His artworks are represented in private collections in Sweden, USA, Mexico, Czech Republic and Germany, and featured in interior design publications such as Harper’s Bazaar, ELLE Decoration and Dolce Vita. Along with his wife he runs a gallery studio Médecine Interiors specializing in curating high-end antiques, modern art and artisanal design.
Art/ Website

Nicolas' music has been nominated for various music awards in his native Sweden including the national radio awards for the 2006 album "Dying in Africa", a collaboration with Johan Tuvesson from Swedish pop duo Karl x Johan.

Discography
 2018 – Confessions (EP, DEO Records)
 2013 – Born From The Sun (EP, Emotion)
 2010 – The Unforgettable Planet (Album, Emotion)
 2006 – Dying in Africa (Album, Rico)
 2006 – "Dying in Africa" (Single, Rico)
 2005 – South America (EP, Bedroom)

Remixes / Collabs 
 2021 – Nicolas Makelberge & Kalle J - Phyllis
 2020 – Kalle J - Korn av guld (Nicolas Makelberge Remix)
 2015 – Nina K - Air (Believe in Asians)
 2014 – Fimbria - Forgiveness (Nicolas Makelberge Remix)
 2012 – Picture - Everything Time (Nicolas Makelberge Remix)
 2011 – Lake Heartbeat - Watch The World Go By (Nicolas Makelberge Remix)
 2010 – Nottee - Don't Waste Your Light On Me (Nicolas Makelberge Remix)
 2009 – Loredana - Rain Rain (Nicolas Makelberge Remix)
 2007 – Friday Bridge - It Girl (Nicolas Makelberge Remix)

Media / Awards 
In 2019 Swedish music magazine Synth.nu referred to the Confessions EP as "instrumental, electronic music created with hardware and a lot of heart".

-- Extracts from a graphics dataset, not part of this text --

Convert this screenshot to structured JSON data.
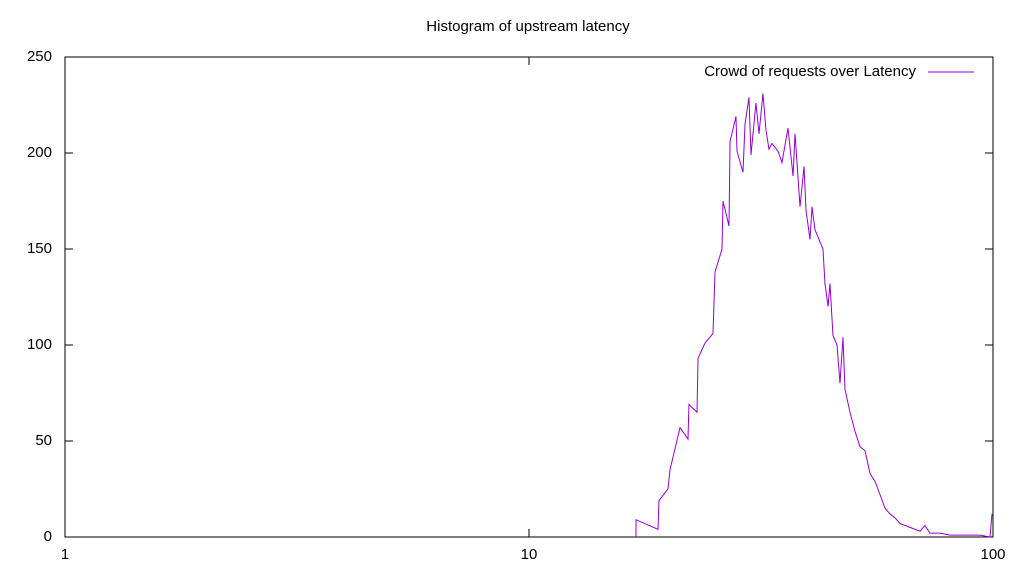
{
  "chart_data": {
    "type": "line",
    "title": "Histogram of upstream latency",
    "xscale": "log",
    "xlim": [
      1,
      100
    ],
    "xticks": [
      1,
      10,
      100
    ],
    "ylim": [
      0,
      250
    ],
    "yticks": [
      0,
      50,
      100,
      150,
      200,
      250
    ],
    "legend": "top-right",
    "x": [
      17.0,
      17.01,
      18.97,
      19.06,
      19.93,
      20.13,
      21.16,
      22.01,
      22.12,
      23.02,
      23.13,
      23.95,
      24.92,
      25.17,
      26.06,
      26.19,
      26.98,
      27.12,
      27.93,
      28.07,
      28.92,
      29.21,
      29.79,
      30.09,
      30.84,
      31.31,
      31.93,
      32.41,
      32.9,
      33.39,
      34.4,
      35.09,
      36.15,
      37.07,
      37.44,
      38.38,
      39.15,
      39.54,
      40.33,
      40.73,
      41.34,
      43.01,
      43.44,
      44.1,
      44.53,
      45.2,
      46.11,
      46.8,
      47.5,
      47.97,
      49.18,
      50.42,
      51.7,
      52.99,
      54.33,
      55.69,
      57.1,
      58.53,
      59.98,
      61.5,
      63.04,
      66.24,
      69.61,
      71.35,
      73.13,
      76.87,
      80.79,
      84.9,
      89.22,
      93.76,
      98.52,
      99.5
    ],
    "series": [
      {
        "name": "Crowd of requests over Latency",
        "color": "#9400d3",
        "values": [
          0,
          9,
          4,
          19,
          25,
          35,
          57,
          51,
          69,
          65,
          93,
          101,
          106,
          138,
          150,
          175,
          162,
          206,
          219,
          201,
          190,
          215,
          229,
          199,
          226,
          210,
          231,
          212,
          202,
          205,
          201,
          195,
          213,
          188,
          210,
          172,
          193,
          170,
          155,
          172,
          160,
          150,
          132,
          120,
          132,
          105,
          100,
          80,
          104,
          77,
          65,
          55,
          47,
          45,
          33,
          29,
          22,
          15,
          12,
          10,
          7,
          5,
          3,
          6,
          2,
          2,
          1,
          1,
          1,
          1,
          0,
          12
        ]
      }
    ]
  }
}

In 2014, The Guardian listed the single "Dying in Africa" (a collaboration with Johan Tuvesson form Karl x Johan) as one of 10 best dance tracks out of Scandinavia.

In 2013 NY lifestyle magazine Fader referred to Nicolas Makelberge as "Probably the planet's most underrated producer".

In 2011, the follow-up record to Dying in Africa, The Unforgettable Planet, mostly an instrumental album was once again nominated at independent music makers awards, Manifestgalan in Sweden.

In 2006, Makelberge's album Dying in Africa was nominated for the P3 Guld at Swedish national radio awards and Manifestgalan in the category of pop music.

Sonic Magazine listed Dying in Africa as one of the best of 2006.

Makelberge previously released records on Rico and Emotion.